Aaron Naughton is helped off the field after hurting his knee during the Western Bulldogs' loss to Sydney in round 11, 2024. Picture: Getty Images

ESSENDON legend Matthew Lloyd says the AFL needs to follow the lead of the National Rugby League (NRL) and outlaw the 'hip-drop tackle' to help prevent serious leg injuries.

Aaron Naughton has been sidelined for at least a month after suffering a medial ligament injury against Sydney on Thursday night when Swans defender Lewis Melican wrapped his legs around the Western Bulldogs forward's right leg to tackle him to the ground.

Amid debate about the holding the ball rule and calls for umpires to blow their whistle faster when a player is tackled, Lloyd said such a tackle is a serious injury waiting to happen.

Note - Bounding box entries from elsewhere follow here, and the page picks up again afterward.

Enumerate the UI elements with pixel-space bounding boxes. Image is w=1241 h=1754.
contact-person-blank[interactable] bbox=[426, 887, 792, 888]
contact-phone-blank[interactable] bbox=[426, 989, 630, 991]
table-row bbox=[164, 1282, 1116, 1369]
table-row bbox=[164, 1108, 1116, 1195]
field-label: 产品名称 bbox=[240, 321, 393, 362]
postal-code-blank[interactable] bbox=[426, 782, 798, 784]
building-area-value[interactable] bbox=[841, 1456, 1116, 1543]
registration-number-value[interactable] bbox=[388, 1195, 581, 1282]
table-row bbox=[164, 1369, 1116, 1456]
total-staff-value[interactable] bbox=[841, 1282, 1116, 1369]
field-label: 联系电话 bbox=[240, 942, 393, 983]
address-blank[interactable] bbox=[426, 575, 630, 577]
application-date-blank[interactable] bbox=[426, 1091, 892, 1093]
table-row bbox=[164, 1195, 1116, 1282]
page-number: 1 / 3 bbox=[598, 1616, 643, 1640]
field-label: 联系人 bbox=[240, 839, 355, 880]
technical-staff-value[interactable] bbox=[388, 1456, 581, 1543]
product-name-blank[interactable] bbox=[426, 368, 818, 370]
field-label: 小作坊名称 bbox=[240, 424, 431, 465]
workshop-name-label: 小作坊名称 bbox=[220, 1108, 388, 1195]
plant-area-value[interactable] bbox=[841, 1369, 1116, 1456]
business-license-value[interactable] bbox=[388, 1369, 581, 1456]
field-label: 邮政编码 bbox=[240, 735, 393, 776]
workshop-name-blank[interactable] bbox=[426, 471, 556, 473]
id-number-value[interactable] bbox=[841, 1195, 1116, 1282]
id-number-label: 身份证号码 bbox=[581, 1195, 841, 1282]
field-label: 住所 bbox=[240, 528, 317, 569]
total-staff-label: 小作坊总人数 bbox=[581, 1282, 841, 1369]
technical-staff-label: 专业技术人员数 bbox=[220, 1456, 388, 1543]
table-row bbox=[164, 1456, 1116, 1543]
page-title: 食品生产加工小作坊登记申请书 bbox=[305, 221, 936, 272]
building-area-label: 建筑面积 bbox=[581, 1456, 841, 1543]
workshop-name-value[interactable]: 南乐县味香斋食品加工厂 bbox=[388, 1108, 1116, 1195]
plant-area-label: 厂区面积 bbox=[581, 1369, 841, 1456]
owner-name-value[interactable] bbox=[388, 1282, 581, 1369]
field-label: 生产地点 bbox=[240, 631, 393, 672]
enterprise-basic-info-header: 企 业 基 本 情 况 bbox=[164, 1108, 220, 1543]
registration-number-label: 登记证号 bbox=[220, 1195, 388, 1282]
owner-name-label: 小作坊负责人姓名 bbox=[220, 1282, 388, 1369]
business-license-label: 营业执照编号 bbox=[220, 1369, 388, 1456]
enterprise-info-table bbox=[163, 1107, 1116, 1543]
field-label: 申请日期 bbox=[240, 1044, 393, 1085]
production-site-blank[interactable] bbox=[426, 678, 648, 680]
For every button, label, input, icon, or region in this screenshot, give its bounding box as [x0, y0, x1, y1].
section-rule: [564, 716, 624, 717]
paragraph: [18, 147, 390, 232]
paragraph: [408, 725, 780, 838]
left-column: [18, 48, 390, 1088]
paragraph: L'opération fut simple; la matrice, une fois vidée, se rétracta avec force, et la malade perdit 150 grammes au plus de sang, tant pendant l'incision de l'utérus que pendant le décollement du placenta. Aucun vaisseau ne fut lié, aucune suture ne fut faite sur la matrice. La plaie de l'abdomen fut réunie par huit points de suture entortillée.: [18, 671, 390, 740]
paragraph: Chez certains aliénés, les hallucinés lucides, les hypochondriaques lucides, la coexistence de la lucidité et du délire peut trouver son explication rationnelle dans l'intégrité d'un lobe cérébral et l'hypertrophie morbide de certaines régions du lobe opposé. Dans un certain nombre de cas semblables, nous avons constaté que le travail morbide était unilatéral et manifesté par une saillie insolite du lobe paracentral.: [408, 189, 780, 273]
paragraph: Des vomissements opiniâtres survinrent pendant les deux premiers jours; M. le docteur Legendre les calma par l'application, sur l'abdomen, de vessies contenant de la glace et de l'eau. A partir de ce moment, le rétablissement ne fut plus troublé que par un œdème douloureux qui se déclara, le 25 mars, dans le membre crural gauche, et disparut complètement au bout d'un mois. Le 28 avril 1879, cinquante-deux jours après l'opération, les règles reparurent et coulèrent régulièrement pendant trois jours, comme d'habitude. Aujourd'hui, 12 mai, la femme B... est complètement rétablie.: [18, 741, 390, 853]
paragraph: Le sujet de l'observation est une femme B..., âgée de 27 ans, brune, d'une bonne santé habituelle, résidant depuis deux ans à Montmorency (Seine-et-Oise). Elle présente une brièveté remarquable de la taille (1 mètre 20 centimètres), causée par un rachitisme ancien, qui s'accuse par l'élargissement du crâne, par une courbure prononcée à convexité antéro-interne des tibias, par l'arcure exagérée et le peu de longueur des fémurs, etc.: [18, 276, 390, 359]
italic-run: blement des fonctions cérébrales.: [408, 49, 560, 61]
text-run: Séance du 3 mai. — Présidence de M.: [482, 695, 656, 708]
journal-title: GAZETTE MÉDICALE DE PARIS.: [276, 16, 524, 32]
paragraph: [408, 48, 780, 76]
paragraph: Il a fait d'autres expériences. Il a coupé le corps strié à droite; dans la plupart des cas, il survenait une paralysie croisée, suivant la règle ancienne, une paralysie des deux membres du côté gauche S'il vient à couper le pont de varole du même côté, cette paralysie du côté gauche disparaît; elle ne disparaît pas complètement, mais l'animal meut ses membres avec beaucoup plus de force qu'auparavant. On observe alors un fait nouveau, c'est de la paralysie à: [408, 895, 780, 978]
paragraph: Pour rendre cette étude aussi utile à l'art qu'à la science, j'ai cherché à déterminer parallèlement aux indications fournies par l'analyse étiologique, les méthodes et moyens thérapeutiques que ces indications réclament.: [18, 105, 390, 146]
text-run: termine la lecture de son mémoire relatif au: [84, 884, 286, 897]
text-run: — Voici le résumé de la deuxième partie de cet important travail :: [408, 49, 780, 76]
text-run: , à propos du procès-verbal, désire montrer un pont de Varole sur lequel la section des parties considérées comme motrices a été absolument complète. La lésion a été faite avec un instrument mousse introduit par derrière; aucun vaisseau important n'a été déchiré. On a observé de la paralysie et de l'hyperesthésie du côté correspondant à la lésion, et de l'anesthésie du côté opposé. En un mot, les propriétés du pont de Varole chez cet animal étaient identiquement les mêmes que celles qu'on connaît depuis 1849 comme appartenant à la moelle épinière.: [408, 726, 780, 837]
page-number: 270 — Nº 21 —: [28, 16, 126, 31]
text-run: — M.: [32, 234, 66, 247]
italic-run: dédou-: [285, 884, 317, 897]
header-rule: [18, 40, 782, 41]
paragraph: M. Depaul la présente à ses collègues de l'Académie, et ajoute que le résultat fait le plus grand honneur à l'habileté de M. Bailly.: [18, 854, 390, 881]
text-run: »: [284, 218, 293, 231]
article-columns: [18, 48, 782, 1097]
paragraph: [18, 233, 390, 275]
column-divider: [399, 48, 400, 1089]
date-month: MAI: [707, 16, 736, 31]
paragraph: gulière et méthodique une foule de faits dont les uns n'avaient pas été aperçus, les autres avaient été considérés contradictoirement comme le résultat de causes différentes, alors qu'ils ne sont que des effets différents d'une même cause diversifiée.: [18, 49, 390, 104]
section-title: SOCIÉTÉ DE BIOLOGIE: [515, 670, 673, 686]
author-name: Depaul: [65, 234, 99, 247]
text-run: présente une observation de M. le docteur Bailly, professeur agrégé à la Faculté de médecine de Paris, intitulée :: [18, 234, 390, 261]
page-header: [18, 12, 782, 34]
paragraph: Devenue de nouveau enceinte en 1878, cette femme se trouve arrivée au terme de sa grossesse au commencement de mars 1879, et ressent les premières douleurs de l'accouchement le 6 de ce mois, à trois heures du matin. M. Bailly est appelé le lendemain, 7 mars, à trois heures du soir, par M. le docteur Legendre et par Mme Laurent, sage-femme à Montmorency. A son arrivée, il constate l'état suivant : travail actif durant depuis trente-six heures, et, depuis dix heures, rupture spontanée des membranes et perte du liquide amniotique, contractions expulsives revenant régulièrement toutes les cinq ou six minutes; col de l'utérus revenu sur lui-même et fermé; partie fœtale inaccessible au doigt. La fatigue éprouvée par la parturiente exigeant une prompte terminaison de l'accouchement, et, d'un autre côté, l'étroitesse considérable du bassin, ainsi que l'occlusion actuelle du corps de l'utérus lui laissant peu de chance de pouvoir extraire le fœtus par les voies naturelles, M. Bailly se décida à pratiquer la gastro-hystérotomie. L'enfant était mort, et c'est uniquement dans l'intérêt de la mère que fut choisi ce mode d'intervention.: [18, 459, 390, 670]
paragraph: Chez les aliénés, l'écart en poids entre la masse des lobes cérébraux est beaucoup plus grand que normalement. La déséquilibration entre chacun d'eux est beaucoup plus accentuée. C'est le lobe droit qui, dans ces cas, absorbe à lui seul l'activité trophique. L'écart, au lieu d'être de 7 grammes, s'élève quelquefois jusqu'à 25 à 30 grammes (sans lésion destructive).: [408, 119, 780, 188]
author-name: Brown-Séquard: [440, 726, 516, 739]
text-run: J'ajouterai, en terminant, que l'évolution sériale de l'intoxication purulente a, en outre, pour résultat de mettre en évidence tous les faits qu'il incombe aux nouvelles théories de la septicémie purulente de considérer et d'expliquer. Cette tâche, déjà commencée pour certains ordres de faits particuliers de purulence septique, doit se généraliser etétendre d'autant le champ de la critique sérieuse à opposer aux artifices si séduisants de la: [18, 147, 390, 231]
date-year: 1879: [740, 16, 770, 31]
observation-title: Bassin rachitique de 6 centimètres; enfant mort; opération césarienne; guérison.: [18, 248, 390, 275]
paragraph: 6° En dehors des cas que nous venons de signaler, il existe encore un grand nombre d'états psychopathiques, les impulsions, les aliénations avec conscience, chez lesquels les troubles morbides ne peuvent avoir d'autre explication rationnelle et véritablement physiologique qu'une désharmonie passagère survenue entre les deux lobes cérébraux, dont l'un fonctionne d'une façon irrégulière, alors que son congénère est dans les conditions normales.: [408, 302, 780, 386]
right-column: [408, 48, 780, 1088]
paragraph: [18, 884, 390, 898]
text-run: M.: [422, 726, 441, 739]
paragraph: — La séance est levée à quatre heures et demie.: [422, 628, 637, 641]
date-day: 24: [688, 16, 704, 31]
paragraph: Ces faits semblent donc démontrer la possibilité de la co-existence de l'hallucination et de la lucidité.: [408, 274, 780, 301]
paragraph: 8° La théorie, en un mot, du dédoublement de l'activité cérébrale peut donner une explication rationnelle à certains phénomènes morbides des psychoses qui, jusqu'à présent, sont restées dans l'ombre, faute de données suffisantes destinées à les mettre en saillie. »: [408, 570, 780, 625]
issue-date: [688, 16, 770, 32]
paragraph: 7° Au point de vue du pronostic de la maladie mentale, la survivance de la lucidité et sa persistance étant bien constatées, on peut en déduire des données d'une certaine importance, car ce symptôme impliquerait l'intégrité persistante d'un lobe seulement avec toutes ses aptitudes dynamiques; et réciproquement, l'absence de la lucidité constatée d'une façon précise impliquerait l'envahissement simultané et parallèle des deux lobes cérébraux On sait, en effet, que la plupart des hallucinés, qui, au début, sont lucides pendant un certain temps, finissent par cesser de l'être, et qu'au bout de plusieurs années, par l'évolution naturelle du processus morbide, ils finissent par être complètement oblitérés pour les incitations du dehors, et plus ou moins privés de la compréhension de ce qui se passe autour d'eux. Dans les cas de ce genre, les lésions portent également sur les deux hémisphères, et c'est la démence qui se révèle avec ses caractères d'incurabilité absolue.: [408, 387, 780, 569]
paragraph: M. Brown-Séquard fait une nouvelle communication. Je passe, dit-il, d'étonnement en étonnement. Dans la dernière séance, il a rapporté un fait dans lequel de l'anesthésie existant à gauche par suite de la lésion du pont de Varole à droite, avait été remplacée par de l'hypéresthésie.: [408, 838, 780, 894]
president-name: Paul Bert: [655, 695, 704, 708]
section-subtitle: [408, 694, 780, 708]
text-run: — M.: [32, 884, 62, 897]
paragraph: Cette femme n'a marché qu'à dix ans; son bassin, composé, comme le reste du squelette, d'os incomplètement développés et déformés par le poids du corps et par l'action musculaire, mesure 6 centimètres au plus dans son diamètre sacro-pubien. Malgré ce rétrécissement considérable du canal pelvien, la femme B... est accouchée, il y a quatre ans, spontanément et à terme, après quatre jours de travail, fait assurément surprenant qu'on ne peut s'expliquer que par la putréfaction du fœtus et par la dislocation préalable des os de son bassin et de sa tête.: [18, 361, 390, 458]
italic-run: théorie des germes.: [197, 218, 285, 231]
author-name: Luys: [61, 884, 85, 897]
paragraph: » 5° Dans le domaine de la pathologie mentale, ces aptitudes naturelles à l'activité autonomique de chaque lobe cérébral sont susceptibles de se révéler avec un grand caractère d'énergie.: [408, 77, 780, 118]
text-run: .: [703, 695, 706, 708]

"This is the Melican tackle on Naughton that I think needs to be outlawed from the game,” Lloyd said on Access All Areas.

"It's a wrestling, grappling type manoeuvre where he locks both his legs around the leg of Naughton and Naughton's leg has nowhere to go.

"I don't know if it's a tactic or something Melican does himself, but I think it should be outlawed. It should be a suspension.


"If I were the AFL, I'd come out this week and say it's outlawed."

The NRL cracked down on the hip-drop tackle four years ago and multiple players have copped lengthy suspensions in the years since. In 2022, Brisbane player Pat Carrigan was banned for four weeks for a tackle that broke the leg of Wests Tigers opponent Jackson Hastings.

In March, the National Football League (NFL) franchise owners in the United States unanimously voted to remove the hip-drop tackle for the upcoming season.

A similar incident in Saturday's game between Carlton and Gold Coast, when Suns defender Mac Andrew wrapped his legs around Blues forward Charlie Curnow in a tackle, drew the ire of Suns coach Damien Hardwick, who said the slowness with which umpires are blowing the whistle are putting players "in a really compromising position" and warned of serious injuries.


"We've just got to get on top of this," he said.

"The players owe each other a duty of care, but as umpires we've got to blow the whistle earlier.

"They're putting players in a really compromising position that they could get hurt, and we don't want that."

Stephen McBurney, the AFL's Head of Officiating, said on Monday that "player safety is imperative" as he defended the way umpires are interpreting holding the ball.


In clarifying that players, like Curnow in the Andrew tackle, who have an arm free to dispose of the ball will be given "reasonable time" to do so, McBurney conceded tacklers can be left in an "invidious position" as they look to bring the player to ground in a safe and legal way.

"The issue or question going forward is the tackler is in an invidious position because if he takes the player to ground and does so dangerously, he risks a free kick or a report," he told Footy Feed Extra.

"We are monitoring that and we are continuing to catalogue examples of where this occurs so we can judge whether we've got reasonable time right or whether we need to address that.

"The critical thing is the umpire cannot blow his whistle for a ball up if the ball has not been pinned. When we see the arm free, we will hold the whistle and see whether the player can dispose."